Privacy policy

1. Data Controller
THE BOTARGAS SECRET S.L.
Registered Address: Calle Villa de Marín 21, Esc 2, 2C, 28029 Madrid, Spain
Tax ID (CIF): B19917517
Email: hola@thebotarga.com

2. Data We Collect
We may collect the following categories of personal data:

  • Identification and contact details (name, email address, phone number, institution/company).

  • Professional information provided voluntarily (role, project details, collaboration proposals).

  • Technical information collected automatically by Squarespace (IP address, browser, device, aggregated analytics).

3. Purpose of Processing
We process your data for the following purposes:

  • Responding to contact requests sent via the website forms.

  • Managing leads, collaborators, and client relationships.

  • Preparing quotations or proposals upon request.

  • Sending information of potential interest related to our services (legitimate interest in B2B context).

  • Administrative and accounting purposes related to service provision.

4. Legal Basis

  • Consent: when you explicitly provide your data through a form or Google Form.

  • Performance of a contract or pre-contractual steps: when you request quotations or services.

  • Legitimate interest (B2B): when contacting professionals or institutions whose activity is related to our services.

5. Data Retention

  • Contact/lead data: 5 years from the last interaction, unless you request deletion.

  • Accounting and billing records: as required by Spanish law (6 years).

6. Data Sharing and International Transfers
We use third-party providers as data processors:

  • Squarespace (website hosting) – USA/EU.

  • Google Workspace (email, Drive, Forms, Sheets) – USA/EU (Standard Contractual Clauses in place).

  • Hubspot (CRM, free plan) – USA/EU (GDPR compliant).

We do not sell personal data.

7. Data Subject Rights
You may exercise your rights of:

  • Access

  • Rectification

  • Erasure

  • Restriction of processing

  • Data portability

  • Objection to processing (including for direct marketing purposes)

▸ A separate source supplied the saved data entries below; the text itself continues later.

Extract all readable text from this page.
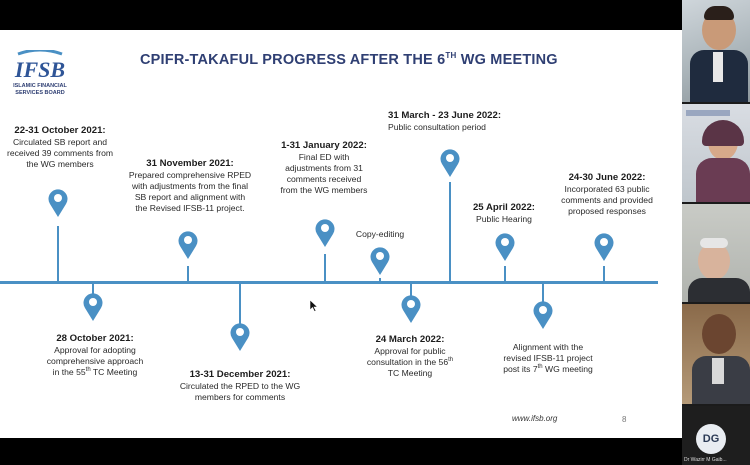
IFSB
ISLAMIC FINANCIAL
SERVICES BOARD
CPIFR-TAKAFUL PROGRESS AFTER THE 6TH WG MEETING
22-31 October 2021:
Circulated SB report and
received 39 comments from
the WG members
28 October 2021:
Approval for adopting
comprehensive approach
in the 55th TC Meeting
31 November 2021:
Prepared comprehensive RPED
with adjustments from the final
SB report and alignment with
the Revised IFSB-11 project.
13-31 December 2021:
Circulated the RPED to the WG
members for comments
1-31 January 2022:
Final ED with
adjustments from 31
comments received
from the WG members
Copy-editing
24 March 2022:
Approval for public
consultation in the 56th
TC Meeting
31 March - 23 June 2022:
Public consultation period
25 April 2022:
Public Hearing
Alignment with the
revised IFSB-11 project
post its 7th WG meeting
24-30 June 2022:
Incorporated 63 public
comments and provided
proposed responses
www.ifsb.org	8
DG
Dr Wazirr M Gaib...
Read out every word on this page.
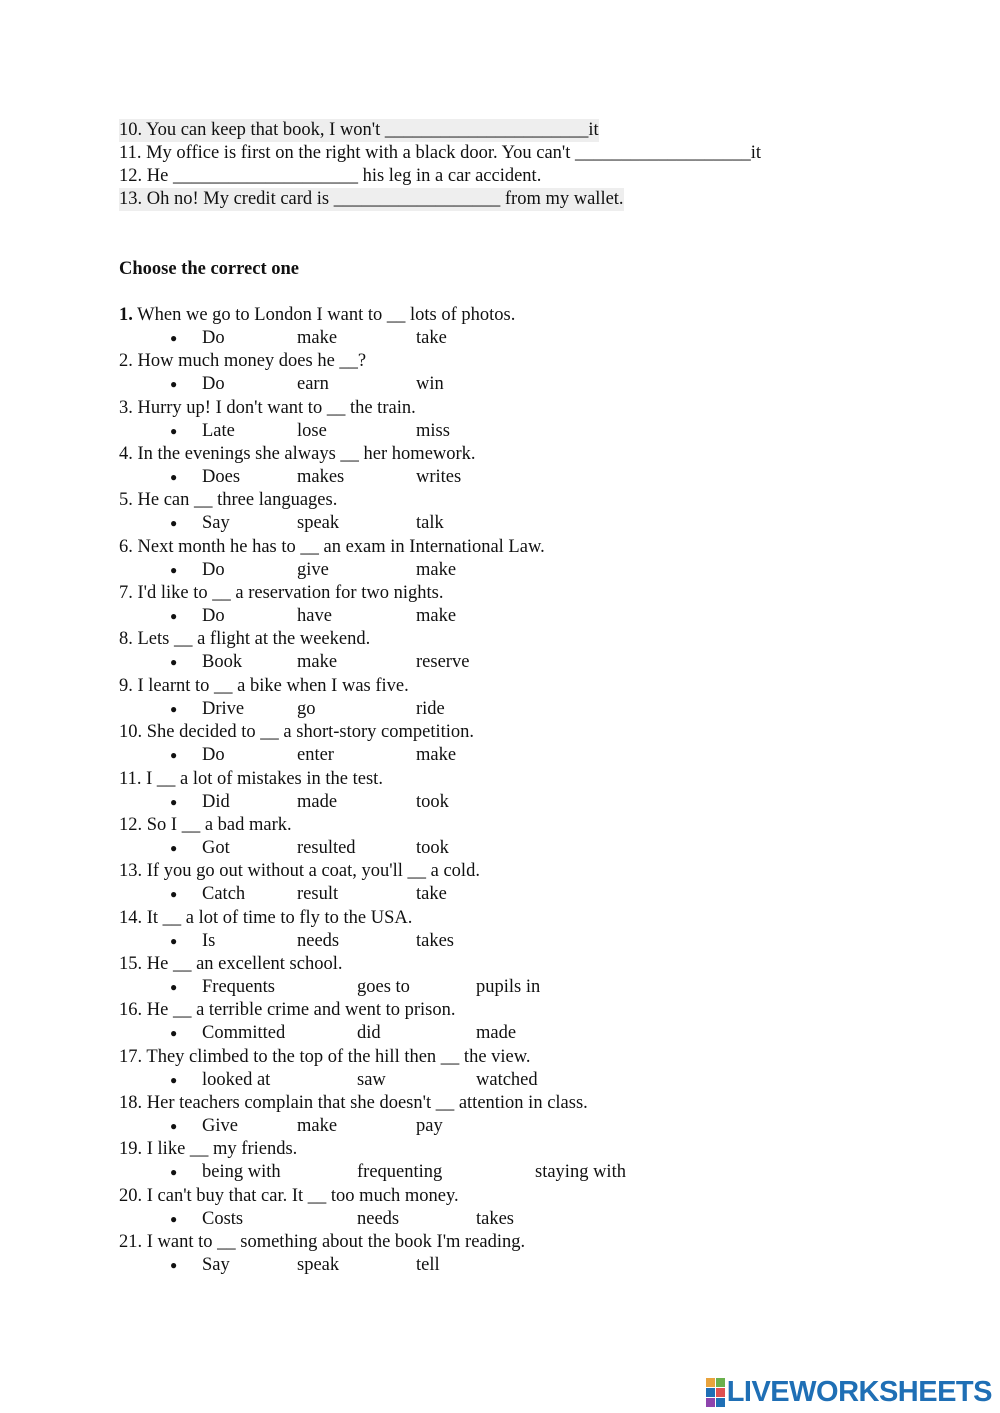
10. You can keep that book, I won't ______________________it
11. My office is first on the right with a black door. You can't ___________________it
12. He ____________________ his leg in a car accident.
13. Oh no! My credit card is __________________ from my wallet.
Choose the correct one
1. When we go to London I want to __ lots of photos.
● Do	make	take
2. How much money does he __?
● Do	earn	win
3. Hurry up! I don't want to __ the train.
● Late	lose	miss
4. In the evenings she always __ her homework.
● Does	makes	writes
5. He can __ three languages.
● Say	speak	talk
6. Next month he has to __ an exam in International Law.
● Do	give	make
7. I'd like to __ a reservation for two nights.
● Do	have	make
8. Lets __ a flight at the weekend.
● Book	make	reserve
9. I learnt to __ a bike when I was five.
● Drive	go	ride
10. She decided to __ a short-story competition.
● Do	enter	make
11. I __ a lot of mistakes in the test.
● Did	made	took
12. So I __ a bad mark.
● Got	resulted	took
13. If you go out without a coat, you'll __ a cold.
● Catch	result	take
14. It __ a lot of time to fly to the USA.
● Is	needs	takes
15. He __ an excellent school.
● Frequents	goes to	pupils in
16. He __ a terrible crime and went to prison.
● Committed	did	made
17. They climbed to the top of the hill then __ the view.
● looked at	saw	watched
18. Her teachers complain that she doesn't __ attention in class.
● Give	make	pay
19. I like __ my friends.
● being with	frequenting	staying with
20. I can't buy that car. It __ too much money.
● Costs	needs	takes
21. I want to __ something about the book I'm reading.
● Say	speak	tell
LIVEWORKSHEETS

To exercise your rights, send a request to hola@thebotarga.com with a copy of your ID.

8. Security Measures
We implement appropriate technical and organizational measures: encrypted communication (SSL), restricted access to databases, two-factor authentication in Google accounts, and limited sharing of Drive folders.

9. Confidentiality of Client Materials

When you submit research proposals, evaluation reports, or project-related documents for our review services, we treat them with strict confidentiality:

  • Anonymization: Applicant identity is anonymized before sharing with evaluators. Supervisor and host institution names may remain visible when essential for evaluation, but are never shared beyond the assigned evaluator.

  • NDA Requirement: All evaluators sign Non-Disclosure Agreements before receiving any client materials. They are contractually prohibited from using, sharing, or retaining any content beyond the scope of their review.

  • Limited Access: Only the assigned evaluator and GrantLever's service coordinator have access to your materials. Documents are never shared with third parties or used for any purpose beyond providing the contracted service.

  • Secure Deletion: After service completion, all client files (proposals, reports, forms) are permanently deleted from our systems within 30 days, except where retention is required by law (invoices, contracts).

  • No Data Mining: We do not use client research content for training purposes, publication, or aggregated analysis. Your intellectual property remains yours.

If you have specific confidentiality requirements (e.g., patent-pending technology, unpublished methods), please contact us to discuss additional safeguards.

10. Complaints
If you consider that your rights have not been respected, you may file a complaint with the Spanish Data Protection Agency (AEPD).